Question

In a NaCl type crystal distance between $N{a}^{+}$ and $C{l}^{-}$ ion is $2.814\mathring{A}$ and the density of solid is $2.167gm/c{m}^3$ then find out the value of Avogadro constant.

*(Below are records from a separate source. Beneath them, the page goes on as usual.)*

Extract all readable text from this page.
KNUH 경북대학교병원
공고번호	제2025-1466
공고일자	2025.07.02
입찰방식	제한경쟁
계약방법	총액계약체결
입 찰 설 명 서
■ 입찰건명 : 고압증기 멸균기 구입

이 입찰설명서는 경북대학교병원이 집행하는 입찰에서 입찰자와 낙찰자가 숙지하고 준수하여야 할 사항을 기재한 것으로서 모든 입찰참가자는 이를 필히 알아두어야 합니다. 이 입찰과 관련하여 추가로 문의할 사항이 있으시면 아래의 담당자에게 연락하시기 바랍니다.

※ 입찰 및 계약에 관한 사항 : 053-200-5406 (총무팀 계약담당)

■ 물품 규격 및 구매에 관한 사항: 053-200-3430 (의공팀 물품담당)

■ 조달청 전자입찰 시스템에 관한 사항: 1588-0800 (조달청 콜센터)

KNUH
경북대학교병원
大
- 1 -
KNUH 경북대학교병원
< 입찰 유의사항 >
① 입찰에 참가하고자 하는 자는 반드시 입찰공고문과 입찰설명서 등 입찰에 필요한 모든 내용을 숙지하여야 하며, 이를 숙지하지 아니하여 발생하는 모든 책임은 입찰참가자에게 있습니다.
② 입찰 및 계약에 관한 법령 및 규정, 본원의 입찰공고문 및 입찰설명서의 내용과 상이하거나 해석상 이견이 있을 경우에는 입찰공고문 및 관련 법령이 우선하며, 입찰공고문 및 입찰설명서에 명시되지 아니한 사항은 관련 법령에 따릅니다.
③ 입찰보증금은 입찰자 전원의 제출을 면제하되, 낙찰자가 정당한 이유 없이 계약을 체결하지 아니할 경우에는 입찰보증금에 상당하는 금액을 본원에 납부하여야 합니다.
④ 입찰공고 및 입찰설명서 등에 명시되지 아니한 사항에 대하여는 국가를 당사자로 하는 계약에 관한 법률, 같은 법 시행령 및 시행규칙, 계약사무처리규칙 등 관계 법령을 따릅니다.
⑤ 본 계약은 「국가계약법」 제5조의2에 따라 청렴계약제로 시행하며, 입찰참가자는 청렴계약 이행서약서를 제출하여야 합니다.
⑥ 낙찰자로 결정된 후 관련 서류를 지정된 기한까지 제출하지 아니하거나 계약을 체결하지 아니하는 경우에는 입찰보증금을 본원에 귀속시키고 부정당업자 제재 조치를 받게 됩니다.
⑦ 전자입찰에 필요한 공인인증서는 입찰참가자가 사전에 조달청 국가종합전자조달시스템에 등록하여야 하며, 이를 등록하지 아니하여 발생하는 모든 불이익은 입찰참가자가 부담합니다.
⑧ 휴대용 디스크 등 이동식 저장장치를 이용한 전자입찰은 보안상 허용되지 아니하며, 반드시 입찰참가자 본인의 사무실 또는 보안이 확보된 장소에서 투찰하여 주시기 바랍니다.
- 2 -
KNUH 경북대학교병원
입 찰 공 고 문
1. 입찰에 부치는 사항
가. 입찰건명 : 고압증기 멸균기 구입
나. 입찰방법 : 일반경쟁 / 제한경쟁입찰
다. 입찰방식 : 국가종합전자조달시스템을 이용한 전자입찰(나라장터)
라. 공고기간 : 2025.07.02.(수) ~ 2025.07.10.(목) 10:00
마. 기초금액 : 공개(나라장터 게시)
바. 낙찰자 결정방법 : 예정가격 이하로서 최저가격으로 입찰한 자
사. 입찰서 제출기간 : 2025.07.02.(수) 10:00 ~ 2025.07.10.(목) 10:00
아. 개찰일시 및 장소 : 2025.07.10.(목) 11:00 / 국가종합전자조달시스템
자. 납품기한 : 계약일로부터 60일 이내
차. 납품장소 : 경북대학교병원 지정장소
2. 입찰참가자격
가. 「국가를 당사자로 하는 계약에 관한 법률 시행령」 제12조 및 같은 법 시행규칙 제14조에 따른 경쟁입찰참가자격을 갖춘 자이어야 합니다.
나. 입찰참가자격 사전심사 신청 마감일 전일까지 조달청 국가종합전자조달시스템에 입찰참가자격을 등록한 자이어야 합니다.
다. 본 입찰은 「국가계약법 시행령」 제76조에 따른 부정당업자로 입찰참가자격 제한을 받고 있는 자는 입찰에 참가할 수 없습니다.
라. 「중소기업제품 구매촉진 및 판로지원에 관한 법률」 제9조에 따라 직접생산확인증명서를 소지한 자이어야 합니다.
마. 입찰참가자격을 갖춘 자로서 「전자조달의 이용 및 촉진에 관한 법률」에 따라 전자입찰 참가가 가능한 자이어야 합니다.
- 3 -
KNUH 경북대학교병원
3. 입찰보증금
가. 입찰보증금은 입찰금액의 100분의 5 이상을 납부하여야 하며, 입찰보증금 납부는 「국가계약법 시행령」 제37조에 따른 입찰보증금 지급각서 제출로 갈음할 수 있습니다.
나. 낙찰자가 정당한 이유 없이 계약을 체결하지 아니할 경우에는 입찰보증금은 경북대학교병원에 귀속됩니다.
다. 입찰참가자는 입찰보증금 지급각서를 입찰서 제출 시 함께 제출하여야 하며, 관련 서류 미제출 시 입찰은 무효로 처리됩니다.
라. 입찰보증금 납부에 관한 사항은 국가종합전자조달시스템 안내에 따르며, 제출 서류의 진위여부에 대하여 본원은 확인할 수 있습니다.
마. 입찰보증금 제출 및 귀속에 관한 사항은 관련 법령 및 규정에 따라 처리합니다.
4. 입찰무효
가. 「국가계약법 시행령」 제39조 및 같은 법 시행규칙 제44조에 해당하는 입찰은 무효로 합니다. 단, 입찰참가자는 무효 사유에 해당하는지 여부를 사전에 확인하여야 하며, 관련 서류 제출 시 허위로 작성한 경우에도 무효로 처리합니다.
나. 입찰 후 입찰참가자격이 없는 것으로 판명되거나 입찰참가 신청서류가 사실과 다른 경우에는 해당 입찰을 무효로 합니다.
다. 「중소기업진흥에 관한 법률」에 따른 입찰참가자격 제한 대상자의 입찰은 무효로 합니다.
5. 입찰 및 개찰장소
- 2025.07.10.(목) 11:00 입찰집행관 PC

• A. $6.05\times {10}^{23}$
• B. $3.02\times {10}^{23}$
• C. $12.10\times {10}^{23}$
• D. $22.4\times {10}^{23}$

Answer 1

The correct option is A $6.05\times {10}^{23}$

$dofNaCl=2.167g/c{m}^3$

$ZofNaCl=4$

Because F.C.C. structure $r_{N{a}^{+}}+R_{C{l}^{-}}=a/2$

$281.4=0.3535a\Rightarrow a=794.9pm=794.9\times {10}^{-10}cm$

$mofNaCl=23+35.5=58.5$

$d=\frac{n\times m}{a^3\times N_A}$

$2.167=\frac{4\times 58.5}{(794.9\times {10}^{-10}{)}^3\times N_A}$

$N_A=\frac{4\times 78.5}{(794.9\times {10}^{-10}{)}^3\times 2.165}$

$N_A=6.09\times {10}^{23}$

Hence, the value of the Avogadro's number is $6.09\times {10}^{23}$.